Aggiudicazioni per 144,7 milioni di dollari con una crescita del 5% rispetto al 2016. Questo il dato saliente del primo semestre di aste di fine wine tra le piazze Usa, Hong Kong e Londra. Determinante è stato il mercato di Hong Kong, cresciuto del 32%, a 51 milioni di dollari, mentre gli States sono scesi del 4%, a 80,6 milioni di dollari, così come Londra, che ha perso intorno al 15%, ed è a quota 13,1 milioni di dollari. Sotheby’s è la casa d’aste che ha incassato di più in questa prima metà del 2017, con 32,2 milioni di dollari, seguita dalle americane Acker Merrall & Condit con 24,4, Hart Davis Hart con 24,3, e Zachys con 11,5 milioni di dollari.
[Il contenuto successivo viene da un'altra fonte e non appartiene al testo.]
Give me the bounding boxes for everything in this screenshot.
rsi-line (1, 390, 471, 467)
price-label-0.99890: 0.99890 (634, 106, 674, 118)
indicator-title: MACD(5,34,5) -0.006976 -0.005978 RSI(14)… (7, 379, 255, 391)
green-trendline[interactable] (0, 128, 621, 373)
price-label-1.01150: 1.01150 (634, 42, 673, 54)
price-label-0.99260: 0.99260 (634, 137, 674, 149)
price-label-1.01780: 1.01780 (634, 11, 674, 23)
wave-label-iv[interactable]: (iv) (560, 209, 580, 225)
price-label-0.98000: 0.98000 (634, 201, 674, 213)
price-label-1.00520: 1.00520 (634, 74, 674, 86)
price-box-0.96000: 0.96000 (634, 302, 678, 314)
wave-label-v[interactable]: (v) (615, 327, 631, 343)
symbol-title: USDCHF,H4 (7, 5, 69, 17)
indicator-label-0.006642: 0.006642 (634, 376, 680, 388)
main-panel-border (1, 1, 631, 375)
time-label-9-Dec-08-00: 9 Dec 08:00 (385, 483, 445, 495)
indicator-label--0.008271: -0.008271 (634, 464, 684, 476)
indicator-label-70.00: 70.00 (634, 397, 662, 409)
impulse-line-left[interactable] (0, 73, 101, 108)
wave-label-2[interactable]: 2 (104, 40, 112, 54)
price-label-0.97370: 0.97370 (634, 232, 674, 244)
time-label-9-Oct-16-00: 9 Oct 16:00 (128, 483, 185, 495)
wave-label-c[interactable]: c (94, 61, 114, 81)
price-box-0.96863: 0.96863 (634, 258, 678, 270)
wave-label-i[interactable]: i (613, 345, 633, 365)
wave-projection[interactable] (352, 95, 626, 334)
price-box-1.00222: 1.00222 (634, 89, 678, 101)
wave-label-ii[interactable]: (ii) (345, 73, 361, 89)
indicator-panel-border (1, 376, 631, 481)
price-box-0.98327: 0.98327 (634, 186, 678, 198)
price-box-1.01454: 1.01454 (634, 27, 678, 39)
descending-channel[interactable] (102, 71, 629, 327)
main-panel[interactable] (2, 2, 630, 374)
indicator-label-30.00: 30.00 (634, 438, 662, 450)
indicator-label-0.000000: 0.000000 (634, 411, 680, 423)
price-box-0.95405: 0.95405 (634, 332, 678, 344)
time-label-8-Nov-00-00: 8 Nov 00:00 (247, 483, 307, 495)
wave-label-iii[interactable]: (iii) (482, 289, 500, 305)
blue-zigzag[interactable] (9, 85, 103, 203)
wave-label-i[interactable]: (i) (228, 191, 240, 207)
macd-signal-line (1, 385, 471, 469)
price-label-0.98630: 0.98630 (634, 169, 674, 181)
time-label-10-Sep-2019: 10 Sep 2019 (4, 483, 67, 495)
Molto dettagliato in proposito il report del magazine americano Wine Spectator, che evidenzia come i vini migliori di Borgogna rimangano ai vertici assoluti, con un recupero dei vini di Bordeaux, particolarmente forte con le annate più mature, e con un sempre maggiore consenso tra i collezionisti anche per i vini d’Italia e California. Un’altra tendenza viene sottolineata con chiarezza come causa di crescita delle quotazioni: la certezza della provenienza delle bottiglie per contrastare il problema della contraffazione, sempre più invadente anche nel mercato delle aste.